Connolly took an active part in planning, leading, and commanding the Rising in 1916. He was appointed Military Commander of the Republican Forces in Dublin, which included the Irish Citizens Army. Connolly was one of the seven signatories of the 1916 Proclamation and was in command at the rebels’ headquarters at the General Post Office. He was severely wounded prior to his arrest, and after being found guilty of treason, was sentenced to death. Still wounded, he was tied to a chair in order to face the firing squad. Once known, the manner of his execution caused public outcry and sympathy toward the rebels’ cause.
O’Cathasaigh, P. The story of the Irish citizen army. Dublin and London: Maunsel & Co., Ltd., 1919.

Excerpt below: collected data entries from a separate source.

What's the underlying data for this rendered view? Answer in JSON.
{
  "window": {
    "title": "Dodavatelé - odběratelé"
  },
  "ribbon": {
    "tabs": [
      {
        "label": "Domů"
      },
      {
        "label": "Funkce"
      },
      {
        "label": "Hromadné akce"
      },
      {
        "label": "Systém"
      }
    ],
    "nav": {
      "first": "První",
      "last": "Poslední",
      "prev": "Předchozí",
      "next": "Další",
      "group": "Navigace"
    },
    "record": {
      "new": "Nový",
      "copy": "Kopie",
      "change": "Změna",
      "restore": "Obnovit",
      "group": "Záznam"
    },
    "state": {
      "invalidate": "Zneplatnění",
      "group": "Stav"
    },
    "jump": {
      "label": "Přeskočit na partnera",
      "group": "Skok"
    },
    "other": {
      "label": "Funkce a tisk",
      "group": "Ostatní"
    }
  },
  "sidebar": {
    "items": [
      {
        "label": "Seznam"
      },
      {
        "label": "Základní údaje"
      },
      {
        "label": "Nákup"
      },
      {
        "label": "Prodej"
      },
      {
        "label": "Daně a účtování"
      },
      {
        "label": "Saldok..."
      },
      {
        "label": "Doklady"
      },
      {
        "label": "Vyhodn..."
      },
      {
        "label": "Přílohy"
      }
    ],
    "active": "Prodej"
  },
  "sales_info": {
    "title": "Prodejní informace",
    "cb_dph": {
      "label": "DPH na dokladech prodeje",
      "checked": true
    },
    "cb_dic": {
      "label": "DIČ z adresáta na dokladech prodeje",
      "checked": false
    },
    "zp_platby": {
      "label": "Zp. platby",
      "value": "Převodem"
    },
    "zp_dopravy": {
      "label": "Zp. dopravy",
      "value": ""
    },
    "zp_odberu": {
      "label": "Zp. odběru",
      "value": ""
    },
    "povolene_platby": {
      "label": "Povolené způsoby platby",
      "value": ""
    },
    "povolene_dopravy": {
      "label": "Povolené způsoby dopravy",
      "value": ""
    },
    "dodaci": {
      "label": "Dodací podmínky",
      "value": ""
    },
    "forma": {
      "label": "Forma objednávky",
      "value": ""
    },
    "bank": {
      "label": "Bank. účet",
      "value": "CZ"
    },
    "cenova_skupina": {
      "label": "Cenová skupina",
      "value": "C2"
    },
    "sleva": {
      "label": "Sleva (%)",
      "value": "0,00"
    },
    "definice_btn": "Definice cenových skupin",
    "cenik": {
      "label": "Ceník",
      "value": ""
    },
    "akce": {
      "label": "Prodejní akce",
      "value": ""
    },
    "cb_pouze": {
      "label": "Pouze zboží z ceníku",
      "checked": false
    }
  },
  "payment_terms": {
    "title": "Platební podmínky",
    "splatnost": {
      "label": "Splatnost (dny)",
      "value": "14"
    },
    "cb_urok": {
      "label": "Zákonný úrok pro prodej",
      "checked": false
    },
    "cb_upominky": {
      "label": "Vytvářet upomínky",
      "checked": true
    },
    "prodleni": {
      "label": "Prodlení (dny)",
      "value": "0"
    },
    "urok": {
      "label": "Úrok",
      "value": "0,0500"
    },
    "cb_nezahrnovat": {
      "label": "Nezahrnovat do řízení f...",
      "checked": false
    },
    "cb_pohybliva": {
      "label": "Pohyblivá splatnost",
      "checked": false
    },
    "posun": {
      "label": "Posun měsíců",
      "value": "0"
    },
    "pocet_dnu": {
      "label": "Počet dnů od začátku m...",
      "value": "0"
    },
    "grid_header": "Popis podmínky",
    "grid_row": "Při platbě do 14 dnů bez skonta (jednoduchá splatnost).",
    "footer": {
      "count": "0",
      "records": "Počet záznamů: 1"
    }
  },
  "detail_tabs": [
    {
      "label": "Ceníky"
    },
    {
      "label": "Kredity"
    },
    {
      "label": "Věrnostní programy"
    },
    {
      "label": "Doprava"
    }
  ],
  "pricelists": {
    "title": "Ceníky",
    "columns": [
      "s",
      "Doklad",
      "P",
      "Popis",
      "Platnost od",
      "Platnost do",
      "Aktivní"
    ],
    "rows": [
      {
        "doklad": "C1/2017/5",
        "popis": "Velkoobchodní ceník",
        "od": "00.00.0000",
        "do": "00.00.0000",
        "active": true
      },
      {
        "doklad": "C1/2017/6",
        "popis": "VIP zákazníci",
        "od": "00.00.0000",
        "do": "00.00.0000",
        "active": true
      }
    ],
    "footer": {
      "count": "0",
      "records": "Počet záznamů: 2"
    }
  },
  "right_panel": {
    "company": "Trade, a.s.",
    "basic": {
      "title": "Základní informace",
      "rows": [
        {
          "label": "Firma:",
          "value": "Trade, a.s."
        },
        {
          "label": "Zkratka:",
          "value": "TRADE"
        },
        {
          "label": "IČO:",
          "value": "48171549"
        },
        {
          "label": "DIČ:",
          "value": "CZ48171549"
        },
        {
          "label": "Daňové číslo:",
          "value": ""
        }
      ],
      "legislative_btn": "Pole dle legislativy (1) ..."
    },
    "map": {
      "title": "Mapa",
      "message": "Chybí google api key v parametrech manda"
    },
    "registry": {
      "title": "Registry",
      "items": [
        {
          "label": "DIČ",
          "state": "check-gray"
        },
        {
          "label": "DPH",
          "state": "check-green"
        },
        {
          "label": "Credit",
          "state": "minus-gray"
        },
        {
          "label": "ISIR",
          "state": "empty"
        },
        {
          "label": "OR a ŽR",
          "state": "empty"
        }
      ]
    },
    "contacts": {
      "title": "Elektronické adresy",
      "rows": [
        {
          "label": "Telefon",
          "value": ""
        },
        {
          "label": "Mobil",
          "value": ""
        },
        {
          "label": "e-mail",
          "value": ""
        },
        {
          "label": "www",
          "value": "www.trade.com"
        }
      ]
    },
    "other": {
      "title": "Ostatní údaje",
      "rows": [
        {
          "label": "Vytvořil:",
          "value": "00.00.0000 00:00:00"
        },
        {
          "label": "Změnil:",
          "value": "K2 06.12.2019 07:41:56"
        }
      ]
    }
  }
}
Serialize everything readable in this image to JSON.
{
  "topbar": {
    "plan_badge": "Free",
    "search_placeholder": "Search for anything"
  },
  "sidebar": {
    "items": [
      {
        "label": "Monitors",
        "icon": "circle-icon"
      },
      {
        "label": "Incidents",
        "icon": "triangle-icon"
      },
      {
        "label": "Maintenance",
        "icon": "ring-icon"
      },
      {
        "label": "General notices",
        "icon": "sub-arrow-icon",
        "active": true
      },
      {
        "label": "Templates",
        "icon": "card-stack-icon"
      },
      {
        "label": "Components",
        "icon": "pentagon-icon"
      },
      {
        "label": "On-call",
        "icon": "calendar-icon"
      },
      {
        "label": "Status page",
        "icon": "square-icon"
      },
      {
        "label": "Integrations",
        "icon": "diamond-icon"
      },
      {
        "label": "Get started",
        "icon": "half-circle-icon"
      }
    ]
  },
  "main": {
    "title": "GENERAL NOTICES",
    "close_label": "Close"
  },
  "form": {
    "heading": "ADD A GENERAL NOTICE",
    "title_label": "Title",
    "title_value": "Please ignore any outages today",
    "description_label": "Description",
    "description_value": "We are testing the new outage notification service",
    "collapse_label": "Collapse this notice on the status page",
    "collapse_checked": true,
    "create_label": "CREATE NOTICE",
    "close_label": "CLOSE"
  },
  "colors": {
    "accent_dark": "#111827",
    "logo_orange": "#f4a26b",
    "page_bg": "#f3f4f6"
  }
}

Sean O’Casey (1880-1964) is best known today as a playwright, but he was a fierce nationalist, socialist, and champion of Jim Larkin. He participated in the Dublin Lockout in 1913 and was an active member of the Irish Citizen Army, serving as the ICA’s first secretary and drafting its constitution in 1914. O’Casey was the first Irish playwright to write about the working and poor classes. This is the only work O’Casey published under the Gaelic form of his name.
Galt-Smith, Elizabeth Shipley Bringhurst. Autograph letter to Anna James Webb Bringhurst, February 9, 1919
Shipley–Bringhurst–Hargraves family papers
Elizabeth “Bessie” Galt-Smith was good friends with Lady Amelia and Sir George Stuart White, the parents of Captain James “Jack” White (1879-1946), co-founder of the Irish Citizen Army. The families vacationed together, and Bessie spent time at White Hall in Broughshane. A self-proclaimed misfit (which served as the title of his 1930 autobiography), Jack White was a complex figure, full of contradictions. A decorated soldier of the Second Boer War, White was at various times associated with Roger Casement, Francis Sheehy-Skeffington, Erskine Childers, and Countess Markievicz. He organized Volunteers in Ulster; drilled the Irish Citizen Army; joined Casement in the Home Rule Campaign; and converted to socialism. This slew of seemingly antipodal activity lead Bessie to ask White what “he was now” in this letter.
Bessie informs her mother that Jack White visited her at Kilwaughter, and she found his radicalism to be quite offensive. “I asked him what he was now & he told me a Sinn Féiner & something of a Bolshevik!! I laughed at him & said I would rather hear of his thinking more of his family & less of the Sinn Féiners!! But he quickly informed me that where conscience & conviction moved, a person must forget family & listen to the call of Conscience!!!!! […] The truth is, that he is crazy & so self centered that he thinks of nothing but himself & his own calling!! He imagines he is called on to save the working man & he is really a most awful disturber of the Peace!!!!!”
The envelope in which this letter was sent also bears the censor’s mark. This letter was written shortly after Sinn Féin declared independence from Britain in January 1919.